Possa l’anno appena cominciato non aver termine senza rallegrarci coi frutti delle nostre preghiere, possa la prossima primavera, se vedrà sbocciare uno dei doni che noi desideriamo, divenire il momento di una doppia fioritura per noi e per l’intero mondo dell’arte.
Vienna, febbraio 1824.

Seguivano le firme di molte personalità viennesi, amici e ammiratori di Beethoven fra i quali i Princip C. e Moritz Lichnowsky; Artaria editore; i Conti Ferdinand von Palffy, Moritz von Dietrichstein,  Moritz von Fries; il poeta I.F.Castelli; l’Abbé Stadler.

Si sperava che Beethoven leggesse la lettera subito, alla presenza dei due delegati che la avevano portata, il segretario di corte van Felsburg r J.N.Bihler sperando di poterlo indurre a prendere un preciso impegno. Ma Beethoven volle leggerla da solo. …

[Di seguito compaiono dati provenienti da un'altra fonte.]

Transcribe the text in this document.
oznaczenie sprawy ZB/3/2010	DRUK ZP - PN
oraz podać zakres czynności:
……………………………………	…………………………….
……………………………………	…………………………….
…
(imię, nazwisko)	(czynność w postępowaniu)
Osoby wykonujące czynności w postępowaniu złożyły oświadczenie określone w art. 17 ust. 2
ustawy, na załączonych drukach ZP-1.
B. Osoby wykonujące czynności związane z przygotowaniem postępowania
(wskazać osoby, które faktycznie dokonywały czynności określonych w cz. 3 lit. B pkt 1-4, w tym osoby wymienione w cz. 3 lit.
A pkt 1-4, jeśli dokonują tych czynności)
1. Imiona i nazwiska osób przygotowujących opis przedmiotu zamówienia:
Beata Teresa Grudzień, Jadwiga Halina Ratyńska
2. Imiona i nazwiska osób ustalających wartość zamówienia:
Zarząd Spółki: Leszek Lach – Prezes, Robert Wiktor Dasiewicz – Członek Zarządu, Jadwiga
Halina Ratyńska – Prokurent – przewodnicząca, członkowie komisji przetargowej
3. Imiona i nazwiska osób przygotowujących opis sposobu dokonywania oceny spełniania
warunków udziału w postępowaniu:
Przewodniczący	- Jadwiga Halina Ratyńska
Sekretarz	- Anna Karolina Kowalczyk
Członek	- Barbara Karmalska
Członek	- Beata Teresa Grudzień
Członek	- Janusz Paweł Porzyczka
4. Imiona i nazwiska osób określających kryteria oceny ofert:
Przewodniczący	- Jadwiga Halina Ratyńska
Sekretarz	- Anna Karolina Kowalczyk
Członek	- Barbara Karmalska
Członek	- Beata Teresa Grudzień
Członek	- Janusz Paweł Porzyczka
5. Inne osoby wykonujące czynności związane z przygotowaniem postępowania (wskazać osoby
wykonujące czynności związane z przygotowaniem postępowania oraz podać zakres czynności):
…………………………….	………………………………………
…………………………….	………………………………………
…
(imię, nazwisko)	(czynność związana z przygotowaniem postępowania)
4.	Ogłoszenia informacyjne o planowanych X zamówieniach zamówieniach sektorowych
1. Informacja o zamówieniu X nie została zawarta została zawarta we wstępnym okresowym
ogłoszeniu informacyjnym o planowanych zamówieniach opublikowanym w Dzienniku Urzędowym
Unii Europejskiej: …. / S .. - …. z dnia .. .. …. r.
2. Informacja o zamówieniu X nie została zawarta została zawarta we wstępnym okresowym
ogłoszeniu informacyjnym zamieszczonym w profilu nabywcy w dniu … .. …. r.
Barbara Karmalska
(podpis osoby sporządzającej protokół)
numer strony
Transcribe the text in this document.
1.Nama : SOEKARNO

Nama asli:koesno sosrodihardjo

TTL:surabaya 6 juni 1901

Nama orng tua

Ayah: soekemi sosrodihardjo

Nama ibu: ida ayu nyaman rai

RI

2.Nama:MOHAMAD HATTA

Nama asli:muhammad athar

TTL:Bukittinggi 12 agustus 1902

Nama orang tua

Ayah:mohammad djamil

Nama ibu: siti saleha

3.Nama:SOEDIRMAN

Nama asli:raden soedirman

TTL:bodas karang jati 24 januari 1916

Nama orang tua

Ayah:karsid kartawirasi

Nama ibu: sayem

Si può immaginare con quanta ansia io [Schindler] aspettassi l’effetto di questo appello. Mi precipitai dal Maestro subito dopo la consegna e lo trovai con il foglio in mano. Mi raccontò cosa era accaduto, mi diede il foglio con assoluta calma ed io compresi che era molto toccato dal suo contenuto. Mentre leggevo quello che ben conoscevo si accostò alla finestra guardando le nuvole che scorrevano in cielo. Posai la lettera in silenzio … Infine si girò verso di me e parlò con un tono di voce più basso del solito: “È davvero molto bello; mi rallegra molto”. Usai le stesse parole, naturalmente per iscritto, per dirgli la mia gioia. Lesse e disse in fretta: “Usciamo!”. Fuori fu particolarmente silenzioso un segno indubitabile del fatto che era profondamente commosso.